Another moment similarly forced me to accept casualties but this time it was because of a bug and not puzzle design. The portals you use to send your Mudokons to freedom are made up of little birds that scatter when you get too close. Usually when that happens, you wait a moment and the birds reappear or you can transition screens and comeback to respawn the portal. The bug I encountered permanently despawned a portal and nothing I did could bring it back. I was forced to leave the Mudokons I collected in the area behind because they couldn’t follow me to the next area where another portal might have been waiting.

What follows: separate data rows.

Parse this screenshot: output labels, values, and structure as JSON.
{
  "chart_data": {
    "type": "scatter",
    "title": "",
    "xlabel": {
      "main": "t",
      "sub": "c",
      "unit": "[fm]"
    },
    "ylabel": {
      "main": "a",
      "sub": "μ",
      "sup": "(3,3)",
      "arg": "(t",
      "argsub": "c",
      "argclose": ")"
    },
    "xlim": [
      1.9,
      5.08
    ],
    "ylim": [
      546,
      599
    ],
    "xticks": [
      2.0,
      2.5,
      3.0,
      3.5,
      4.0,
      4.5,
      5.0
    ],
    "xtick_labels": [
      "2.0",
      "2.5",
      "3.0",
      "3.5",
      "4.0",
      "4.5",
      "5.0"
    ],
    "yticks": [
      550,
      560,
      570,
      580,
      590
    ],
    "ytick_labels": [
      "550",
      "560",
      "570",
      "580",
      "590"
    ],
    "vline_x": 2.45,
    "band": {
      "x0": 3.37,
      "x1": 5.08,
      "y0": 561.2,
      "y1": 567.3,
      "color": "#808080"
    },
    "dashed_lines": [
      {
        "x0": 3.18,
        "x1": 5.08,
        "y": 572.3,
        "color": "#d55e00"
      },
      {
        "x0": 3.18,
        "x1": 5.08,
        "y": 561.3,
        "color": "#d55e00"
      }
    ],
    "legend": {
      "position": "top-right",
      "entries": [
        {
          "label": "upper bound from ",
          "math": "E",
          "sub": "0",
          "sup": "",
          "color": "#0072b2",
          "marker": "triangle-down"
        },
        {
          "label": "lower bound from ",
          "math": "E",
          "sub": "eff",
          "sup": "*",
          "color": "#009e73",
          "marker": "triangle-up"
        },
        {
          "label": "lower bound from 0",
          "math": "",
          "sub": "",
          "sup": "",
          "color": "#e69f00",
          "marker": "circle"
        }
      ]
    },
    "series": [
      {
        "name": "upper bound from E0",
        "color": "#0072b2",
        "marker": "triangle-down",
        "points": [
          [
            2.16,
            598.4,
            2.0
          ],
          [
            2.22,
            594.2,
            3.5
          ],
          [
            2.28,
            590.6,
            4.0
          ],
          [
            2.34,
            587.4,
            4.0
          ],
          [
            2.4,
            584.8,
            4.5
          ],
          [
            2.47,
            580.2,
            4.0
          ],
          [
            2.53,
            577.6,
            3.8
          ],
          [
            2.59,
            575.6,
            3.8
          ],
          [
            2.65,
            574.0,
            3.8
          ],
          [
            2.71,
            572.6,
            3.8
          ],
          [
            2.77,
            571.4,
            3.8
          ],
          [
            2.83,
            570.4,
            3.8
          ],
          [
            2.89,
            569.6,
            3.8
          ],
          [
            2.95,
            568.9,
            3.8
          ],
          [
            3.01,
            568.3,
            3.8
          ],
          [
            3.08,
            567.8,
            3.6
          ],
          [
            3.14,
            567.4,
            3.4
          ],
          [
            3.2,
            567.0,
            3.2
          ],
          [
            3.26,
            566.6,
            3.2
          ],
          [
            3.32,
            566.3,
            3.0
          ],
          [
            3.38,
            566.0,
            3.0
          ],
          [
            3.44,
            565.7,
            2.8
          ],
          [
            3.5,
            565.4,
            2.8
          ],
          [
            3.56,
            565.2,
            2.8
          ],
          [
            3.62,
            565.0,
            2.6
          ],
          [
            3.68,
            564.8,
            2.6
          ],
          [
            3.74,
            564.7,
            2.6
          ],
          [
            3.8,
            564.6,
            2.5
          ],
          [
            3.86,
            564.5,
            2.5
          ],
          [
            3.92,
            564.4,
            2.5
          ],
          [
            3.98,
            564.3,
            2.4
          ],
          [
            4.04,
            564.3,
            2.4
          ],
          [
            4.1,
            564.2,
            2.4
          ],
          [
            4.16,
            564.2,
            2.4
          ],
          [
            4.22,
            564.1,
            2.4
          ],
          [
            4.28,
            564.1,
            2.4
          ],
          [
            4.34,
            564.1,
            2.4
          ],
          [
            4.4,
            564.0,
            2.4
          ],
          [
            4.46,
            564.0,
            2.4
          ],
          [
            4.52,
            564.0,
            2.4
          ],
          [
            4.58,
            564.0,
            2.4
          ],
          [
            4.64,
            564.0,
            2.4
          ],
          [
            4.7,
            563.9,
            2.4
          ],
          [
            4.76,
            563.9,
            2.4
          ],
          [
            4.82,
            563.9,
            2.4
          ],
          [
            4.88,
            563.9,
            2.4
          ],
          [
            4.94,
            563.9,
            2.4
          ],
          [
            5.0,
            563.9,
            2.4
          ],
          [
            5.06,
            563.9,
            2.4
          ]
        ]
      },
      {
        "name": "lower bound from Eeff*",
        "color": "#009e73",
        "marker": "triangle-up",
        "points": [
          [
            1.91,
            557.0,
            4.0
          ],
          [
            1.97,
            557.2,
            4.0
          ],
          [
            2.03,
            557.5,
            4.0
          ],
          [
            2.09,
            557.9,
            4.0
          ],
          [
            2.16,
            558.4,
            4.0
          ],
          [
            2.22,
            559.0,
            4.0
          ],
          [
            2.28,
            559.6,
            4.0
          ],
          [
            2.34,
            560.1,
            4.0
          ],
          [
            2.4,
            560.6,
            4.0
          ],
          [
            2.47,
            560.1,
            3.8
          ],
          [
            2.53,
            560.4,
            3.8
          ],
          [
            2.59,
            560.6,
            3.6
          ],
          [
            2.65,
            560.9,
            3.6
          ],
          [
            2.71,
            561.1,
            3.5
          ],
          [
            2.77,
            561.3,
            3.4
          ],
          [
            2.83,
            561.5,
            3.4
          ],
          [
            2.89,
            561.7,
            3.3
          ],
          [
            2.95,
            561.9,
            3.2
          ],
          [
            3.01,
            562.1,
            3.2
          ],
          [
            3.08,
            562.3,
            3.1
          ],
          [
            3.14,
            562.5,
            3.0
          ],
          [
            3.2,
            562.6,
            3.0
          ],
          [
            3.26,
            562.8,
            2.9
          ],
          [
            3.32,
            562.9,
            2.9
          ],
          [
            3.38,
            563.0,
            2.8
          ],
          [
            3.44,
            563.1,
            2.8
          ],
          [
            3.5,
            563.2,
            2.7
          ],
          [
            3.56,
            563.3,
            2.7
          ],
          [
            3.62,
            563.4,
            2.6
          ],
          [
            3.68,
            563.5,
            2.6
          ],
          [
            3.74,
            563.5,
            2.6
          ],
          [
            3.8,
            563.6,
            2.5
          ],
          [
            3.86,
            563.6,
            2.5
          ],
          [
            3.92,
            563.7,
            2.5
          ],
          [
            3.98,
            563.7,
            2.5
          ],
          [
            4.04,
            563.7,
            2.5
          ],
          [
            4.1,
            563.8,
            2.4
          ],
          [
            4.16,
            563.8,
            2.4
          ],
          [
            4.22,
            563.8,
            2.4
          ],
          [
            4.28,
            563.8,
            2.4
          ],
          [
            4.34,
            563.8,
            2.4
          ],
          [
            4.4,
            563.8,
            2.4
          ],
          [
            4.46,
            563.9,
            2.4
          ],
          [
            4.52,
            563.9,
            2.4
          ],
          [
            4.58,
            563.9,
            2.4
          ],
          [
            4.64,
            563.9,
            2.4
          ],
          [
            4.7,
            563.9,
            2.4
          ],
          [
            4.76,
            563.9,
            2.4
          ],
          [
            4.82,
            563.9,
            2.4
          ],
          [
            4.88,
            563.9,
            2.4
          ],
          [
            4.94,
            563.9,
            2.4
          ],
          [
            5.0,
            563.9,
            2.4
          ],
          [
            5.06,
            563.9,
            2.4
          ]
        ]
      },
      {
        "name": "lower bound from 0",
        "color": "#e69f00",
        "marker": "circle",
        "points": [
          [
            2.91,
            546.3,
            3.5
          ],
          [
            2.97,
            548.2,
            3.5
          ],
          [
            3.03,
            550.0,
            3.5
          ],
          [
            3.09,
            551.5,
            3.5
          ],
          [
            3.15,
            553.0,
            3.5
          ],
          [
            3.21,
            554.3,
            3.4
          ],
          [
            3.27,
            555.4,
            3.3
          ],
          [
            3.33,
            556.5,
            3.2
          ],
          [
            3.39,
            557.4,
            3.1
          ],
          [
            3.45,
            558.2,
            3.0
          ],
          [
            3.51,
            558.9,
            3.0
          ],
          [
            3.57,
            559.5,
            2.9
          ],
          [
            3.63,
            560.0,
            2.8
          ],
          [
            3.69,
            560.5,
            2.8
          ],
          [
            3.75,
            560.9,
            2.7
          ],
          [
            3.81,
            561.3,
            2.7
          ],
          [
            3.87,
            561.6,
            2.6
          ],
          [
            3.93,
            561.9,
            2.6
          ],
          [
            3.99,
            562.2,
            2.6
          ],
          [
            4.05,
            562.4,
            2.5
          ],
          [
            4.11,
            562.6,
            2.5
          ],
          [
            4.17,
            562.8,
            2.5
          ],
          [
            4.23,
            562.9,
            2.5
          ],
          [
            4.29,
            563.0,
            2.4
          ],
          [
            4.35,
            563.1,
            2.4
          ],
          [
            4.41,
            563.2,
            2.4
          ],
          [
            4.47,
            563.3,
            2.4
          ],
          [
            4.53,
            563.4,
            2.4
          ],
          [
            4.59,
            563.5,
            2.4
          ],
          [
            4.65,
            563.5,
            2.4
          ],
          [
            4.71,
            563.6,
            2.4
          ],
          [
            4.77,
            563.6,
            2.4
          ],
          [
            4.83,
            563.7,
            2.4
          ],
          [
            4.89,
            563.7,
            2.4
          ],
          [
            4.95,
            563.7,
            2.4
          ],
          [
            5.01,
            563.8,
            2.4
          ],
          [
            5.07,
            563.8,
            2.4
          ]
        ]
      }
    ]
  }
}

I’ve already resigned myself to a second playthrough later in the year when walkthroughs are available.

I’m not yet finished with the game, which is why this isn’t a full review. I’m about six or seven hours in. And despite feeling initially underwhelmed by the lack of a challenge, I am enjoying myself. I’ve always loved the first two Oddworld games so having a souped-up version of Exoddus is catnip to my teenage self. I’m hoping the story finds the right balance between Abe’s quest as the chosen one and the wacky gross-out humor that made the initial games so charming. I’m also hoping later levels are constructed with the old Oddworld in mind—more reliant on your problem-solving ability than having the right number of doohickies in your backpack.